Schools originate from the Middle Ages (Charlemagne and Alcuin, his
"minister" of education). The layout of some city neighborhoods dates
back to the Middle Ages. Many rural villages, seen from afar, still resemble
how they looked in medieval times.
2.c. The
Romantic Prejudice
The
perception of the Middle Ages as a dark era also comes from 19th-century
Romanticism. Romanticism drew on “dark forces”: it’s the romantic genius found
in the Gothic novel. The Monk by Lewis is a perfect illustration, as is
Goethe’s Faust.
The
fascination with ruins that characterizes Romanticism focused more on Gothic
ruins than on those of Pompeii, Herculaneum, the Roman Forum, or the Athenian
Acropolis.
2.d. The
“Modern” Prejudice
Another
modern prejudice that distances us from the Middle Ages concerns architecture.

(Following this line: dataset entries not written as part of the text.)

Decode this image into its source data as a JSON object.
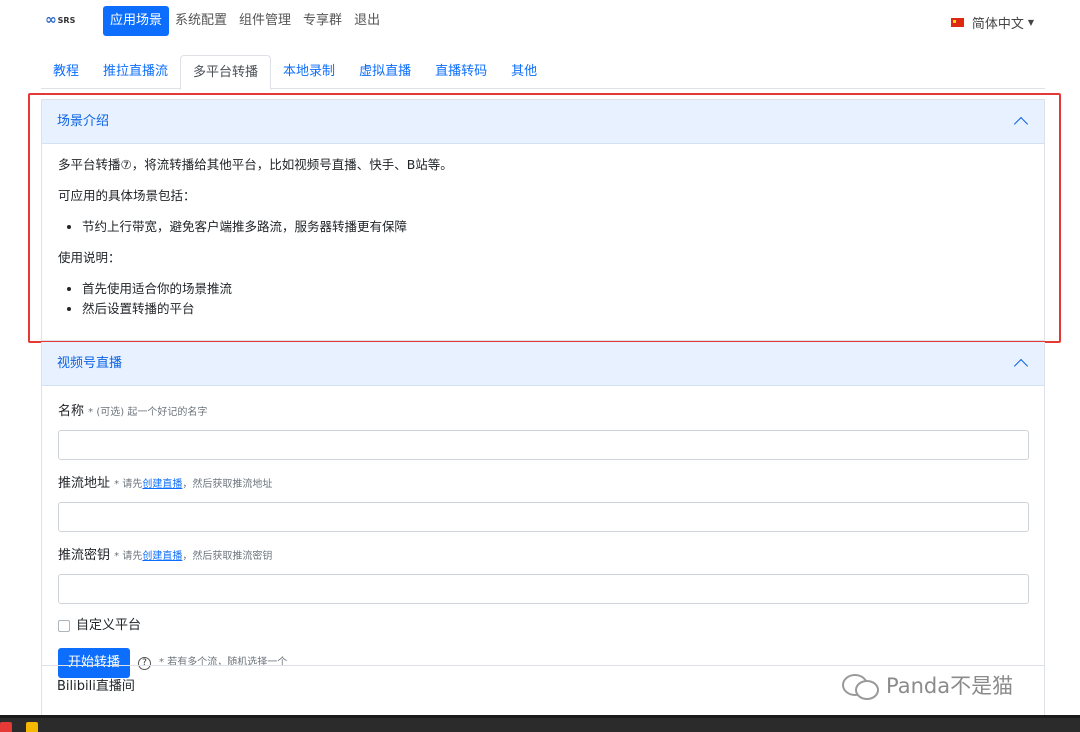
{
  "navbar": {
    "logo_text": "SRS",
    "menu": [
      "应用场景",
      "系统配置",
      "组件管理",
      "专享群",
      "退出"
    ],
    "active_menu": "应用场景",
    "language": "简体中文"
  },
  "tabs": [
    "教程",
    "推拉直播流",
    "多平台转播",
    "本地录制",
    "虚拟直播",
    "直播转码",
    "其他"
  ],
  "active_tab": "多平台转播",
  "intro": {
    "title": "场景介绍",
    "line1": "多平台转播⑦，将流转播给其他平台，比如视频号直播、快手、B站等。",
    "line2": "可应用的具体场景包括：",
    "bullets1": [
      "节约上行带宽，避免客户端推多路流，服务器转播更有保障"
    ],
    "line3": "使用说明：",
    "bullets2": [
      "首先使用适合你的场景推流",
      "然后设置转播的平台"
    ]
  },
  "section": {
    "title": "视频号直播",
    "name_label": "名称",
    "name_hint": "* (可选) 起一个好记的名字",
    "url_label": "推流地址",
    "url_hint_pre": "* 请先",
    "url_hint_link": "创建直播",
    "url_hint_post": "，然后获取推流地址",
    "key_label": "推流密钥",
    "key_hint_pre": "* 请先",
    "key_hint_link": "创建直播",
    "key_hint_post": "，然后获取推流密钥",
    "custom_platform": "自定义平台",
    "start_button": "开始转播",
    "help_glyph": "?",
    "button_note": "* 若有多个流，随机选择一个"
  },
  "next_section": "Bilibili直播间",
  "watermark": "Panda不是猫",
  "colors": {
    "primary": "#0d6efd",
    "accordion_header": "#e7f1ff",
    "annotation": "#e53935"
  }
}
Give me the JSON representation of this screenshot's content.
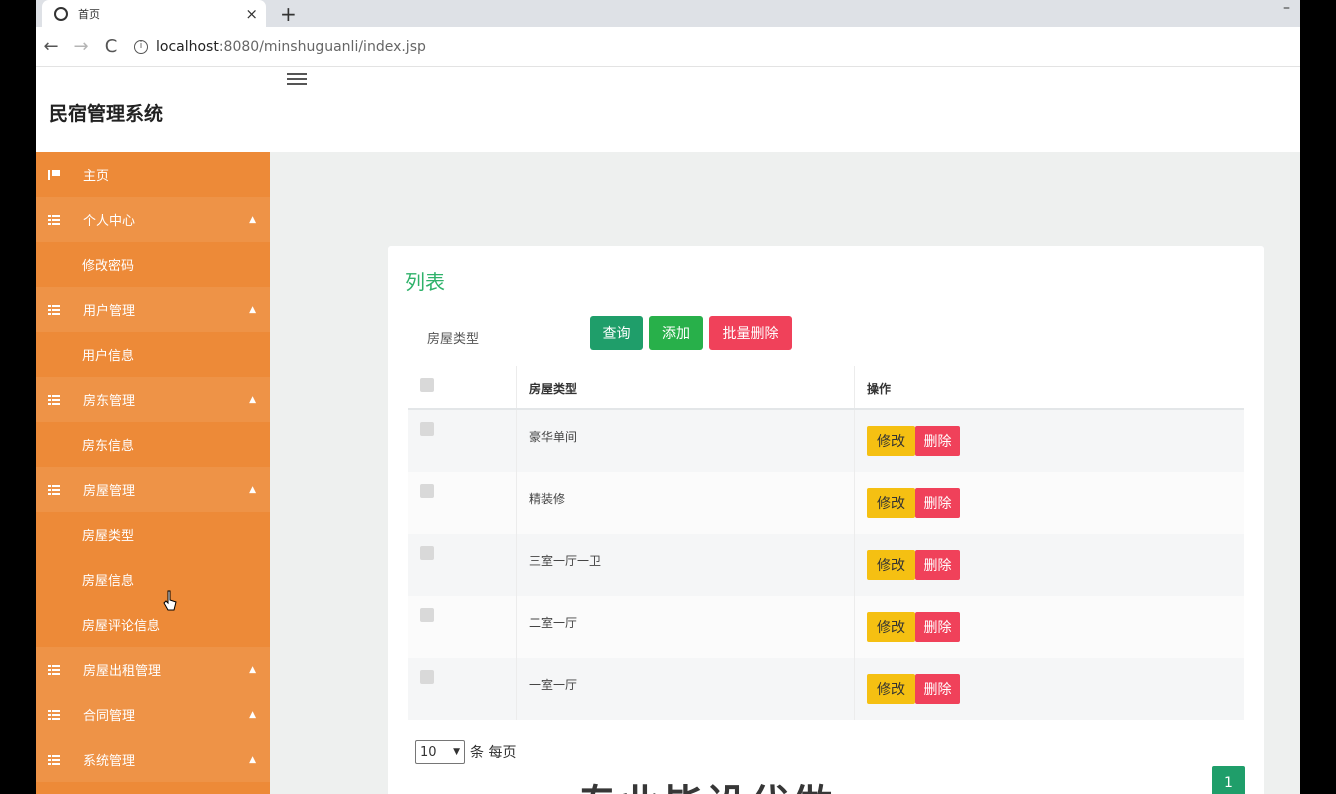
{
  "browser": {
    "tab_title": "首页",
    "tab_close": "×",
    "new_tab": "+",
    "win_min": "–",
    "back": "←",
    "forward": "→",
    "reload": "C",
    "url_host": "localhost",
    "url_rest": ":8080/minshuguanli/index.jsp"
  },
  "app": {
    "brand": "民宿管理系统"
  },
  "sidebar": {
    "items": [
      {
        "label": "主页",
        "type": "top"
      },
      {
        "label": "个人中心",
        "type": "group"
      },
      {
        "label": "修改密码",
        "type": "sub"
      },
      {
        "label": "用户管理",
        "type": "group"
      },
      {
        "label": "用户信息",
        "type": "sub"
      },
      {
        "label": "房东管理",
        "type": "group"
      },
      {
        "label": "房东信息",
        "type": "sub"
      },
      {
        "label": "房屋管理",
        "type": "group"
      },
      {
        "label": "房屋类型",
        "type": "sub"
      },
      {
        "label": "房屋信息",
        "type": "sub"
      },
      {
        "label": "房屋评论信息",
        "type": "sub"
      },
      {
        "label": "房屋出租管理",
        "type": "group"
      },
      {
        "label": "合同管理",
        "type": "group"
      },
      {
        "label": "系统管理",
        "type": "group"
      }
    ]
  },
  "main": {
    "title": "列表",
    "search_label": "房屋类型",
    "buttons": {
      "query": "查询",
      "add": "添加",
      "batch_delete": "批量删除"
    },
    "table": {
      "headers": [
        "房屋类型",
        "操作"
      ],
      "rows": [
        "豪华单间",
        "精装修",
        "三室一厅一卫",
        "二室一厅",
        "一室一厅"
      ],
      "edit_label": "修改",
      "delete_label": "删除"
    },
    "page_size": "10",
    "page_size_suffix": "条 每页",
    "current_page": "1",
    "watermark": "专业毕设代做"
  }
}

Since Le Corbusier, architecture has been functionalist: the purpose of a
building or its parts should be immediately legible in its form. Medieval
churches, we are told, do not meet this standard (which is incorrect, since at
the height of classical Gothic style, the cathedral was conceived as a fully
embodied architectural treatise).
2.e. The
Prejudice of Beauty
One may
enter a church and find the vaults beautiful, the capitals or the tympanum over
the portal beautiful. But this is an anachronistic judgment. Romanesque
sculpture is not “beautiful.” It does not seek to be. Judging it as such is to
view it through Renaissance eyes. And this prejudice further hinders our
understanding of the art of that time. One might say a sculpture is not
beautiful because the body is distorted, poorly proportioned (not conforming to
the Greek canon). But once again, the artist's goal was not beauty.
3. The
Effort Required to Understand
Therefore,
an effort is needed to understand the Middle Ages — just as an effort is needed
to understand contemporary art. The similarity of these efforts justifies why
this course begins not with Antiquity but with the Middle Ages. The same work
is required to access both.
We will
engage in both efforts throughout this course, which will aim to characterize
periods and artistic movements more by what distinguishes them than by what
connects them — a necessary approach in an introductory phase.